Les réseaux sociaux n’ont pas de mauvaise influence sur l’état mental des enfants

Une équipe de chercheurs américains défend l'utilisation des technologies digitales, réfutant les liens qu'elles entretiendraient avec les troubles mentaux.

Les réseaux sociaux n’ont pas de mauvaise influence sur l’état mental des enfants

Finalement, non. Les réseaux sociaux n’auraient aucune incidence sur la santé mentale des jeunes. « Contrairement à la croyance commune selon laquelle les smartphones et les médias sociaux nuisent à la santé mentale des adolescents, notre travail ne nous permet pas de soutenir l’idée selon laquelle le temps passé sur les téléphones et en ligne s’associe à un risque accru de problèmes de santé mentale » signale d’emblée Michaeline Jensen, l’une des scientifiques en charge de l’étude publiée dans la revue scientifique Clinical Psychological Science. L’équipe de chercheurs de différentes universités américaines y voit un contrepoint à l’habituel bashing qui entoure l’utilisation des réseaux sociaux et des technologies digitales par les jeunes.

Concrètement, ils ont interrogé 2 000 jeunes sur leur comportement en ligne, puis suivi de manière plus précise 400 ados âgés de 10 à 15 ans et représentant la diversité de la population de Caroline du Nord. Leur activité digitale était scrutée plusieurs fois par jour durant deux semaines, principalement sur leur smartphone. Les scientifiques ont ensuite tenté de déceler les indices d’une altération de la santé mentale chez ces ados, trois fois par jour et durant la nuit. Et donc, aucune trace de problème psychologique.

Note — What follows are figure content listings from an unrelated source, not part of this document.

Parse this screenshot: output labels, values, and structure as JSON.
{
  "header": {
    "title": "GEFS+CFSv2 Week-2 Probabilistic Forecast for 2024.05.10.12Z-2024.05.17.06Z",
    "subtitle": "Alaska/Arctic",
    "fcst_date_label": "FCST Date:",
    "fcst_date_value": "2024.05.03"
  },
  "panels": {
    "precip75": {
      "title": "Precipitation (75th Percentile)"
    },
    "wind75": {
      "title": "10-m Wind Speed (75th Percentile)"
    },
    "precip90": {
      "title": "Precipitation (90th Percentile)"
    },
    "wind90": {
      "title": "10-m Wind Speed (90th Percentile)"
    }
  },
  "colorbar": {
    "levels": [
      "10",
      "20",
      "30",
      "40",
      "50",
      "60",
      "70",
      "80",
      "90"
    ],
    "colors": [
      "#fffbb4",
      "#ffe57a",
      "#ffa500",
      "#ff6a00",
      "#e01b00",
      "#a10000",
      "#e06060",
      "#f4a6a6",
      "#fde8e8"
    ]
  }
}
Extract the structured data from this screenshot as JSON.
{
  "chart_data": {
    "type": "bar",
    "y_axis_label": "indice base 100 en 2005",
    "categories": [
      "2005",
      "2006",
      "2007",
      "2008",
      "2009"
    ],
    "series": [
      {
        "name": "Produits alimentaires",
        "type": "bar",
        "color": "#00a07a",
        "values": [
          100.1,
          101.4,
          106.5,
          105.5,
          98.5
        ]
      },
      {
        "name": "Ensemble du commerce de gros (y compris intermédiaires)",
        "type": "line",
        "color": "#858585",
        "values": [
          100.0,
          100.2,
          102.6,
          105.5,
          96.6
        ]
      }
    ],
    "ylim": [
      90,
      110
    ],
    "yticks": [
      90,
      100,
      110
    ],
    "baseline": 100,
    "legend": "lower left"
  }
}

Au contraire en fait, puisque les jeunes ayant envoyé le plus de messages durant la période de recherche confiaient se sentir mieux.

« Il est peut-être temps que les adultes cessent de se disputer pour savoir si les smartphones et les médias sociaux sont bons ou mauvais pour la santé mentale des adolescents et commencent à trouver les moyens de les aider au mieux dans leur vie en ligne et hors ligne » conclut Candice Odgers, professeur de sciences psychologiques à l’Université de Californie.